I like it because it's simple, and easy to read. The more it's used, the better - for the most part.


----------



## jole (Dec 10, 2006)

for print : 

DIN (not Adobe's "Engschrift" version, but FF's full family of weights and alternates)

PMN Caecilia (oh baby, i love you)

Helvetica Neue (f*** you, arial)

Thesis (Sans, Mix, Serif)

Berthold Akzidenz Grotesk

Univers

Linotype Projekt

Auto (by underware.nl)

Sauna (by underware.nl)

+

for screen :

- monaco 9px

- geneva 9px

- verdana 9px (like arial, verdana is another badly designed microsoft font which was successfully ported to screen for unsoftened-edge sizes (between 9px and 12px) but outside that range they are highly offensive.

+


----------



## rubaiyat (Dec 15, 2006)

eric2006 said:


> I like it because it's simple, and easy to read. The more it's used, the better - for the most part.

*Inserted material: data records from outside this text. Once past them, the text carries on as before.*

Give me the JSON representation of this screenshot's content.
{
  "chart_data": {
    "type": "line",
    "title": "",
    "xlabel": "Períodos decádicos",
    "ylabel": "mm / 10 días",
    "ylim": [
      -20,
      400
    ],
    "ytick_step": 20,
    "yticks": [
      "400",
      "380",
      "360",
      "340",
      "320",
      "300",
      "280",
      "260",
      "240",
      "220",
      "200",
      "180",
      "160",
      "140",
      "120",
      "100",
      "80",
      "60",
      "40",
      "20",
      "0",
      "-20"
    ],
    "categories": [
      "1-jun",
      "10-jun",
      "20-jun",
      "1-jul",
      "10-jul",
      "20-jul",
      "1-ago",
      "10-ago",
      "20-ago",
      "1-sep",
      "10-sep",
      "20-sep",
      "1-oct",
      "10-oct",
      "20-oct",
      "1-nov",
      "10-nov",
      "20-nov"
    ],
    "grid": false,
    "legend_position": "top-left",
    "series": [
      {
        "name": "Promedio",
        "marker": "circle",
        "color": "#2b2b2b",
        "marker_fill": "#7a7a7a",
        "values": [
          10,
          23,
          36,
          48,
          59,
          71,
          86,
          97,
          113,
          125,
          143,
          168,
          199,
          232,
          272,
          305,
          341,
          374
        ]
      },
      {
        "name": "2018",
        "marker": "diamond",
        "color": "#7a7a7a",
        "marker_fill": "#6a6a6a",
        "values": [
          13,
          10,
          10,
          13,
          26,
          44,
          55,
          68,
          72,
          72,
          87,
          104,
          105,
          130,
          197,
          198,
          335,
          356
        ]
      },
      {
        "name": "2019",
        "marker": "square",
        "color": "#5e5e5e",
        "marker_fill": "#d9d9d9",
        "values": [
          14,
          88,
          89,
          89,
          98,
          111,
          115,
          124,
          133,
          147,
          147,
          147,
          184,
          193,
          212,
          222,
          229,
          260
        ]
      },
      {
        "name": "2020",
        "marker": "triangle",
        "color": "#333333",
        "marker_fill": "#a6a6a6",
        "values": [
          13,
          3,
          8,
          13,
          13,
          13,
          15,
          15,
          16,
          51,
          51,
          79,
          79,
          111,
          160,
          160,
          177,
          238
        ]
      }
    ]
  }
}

Arial! You've got to be kidding! It is a poor screen font and as has been pointed out was a 2nd rate Monotype rip-off of the original Helvetica. 

Verdana, commissioned by Microsoft in a rare moment of good taste is a by far better screen font, except it seems to lack an italic version in OSX. Which is most strange.

Gill Sans should be used in small doses and not as a text font which I have frequently seen done. It is too overly geometric to read en masse.


----------



## Natobasso (Dec 15, 2006)

Georgia, baby!


----------



## reed (Dec 15, 2006)

tin doghouse?


----------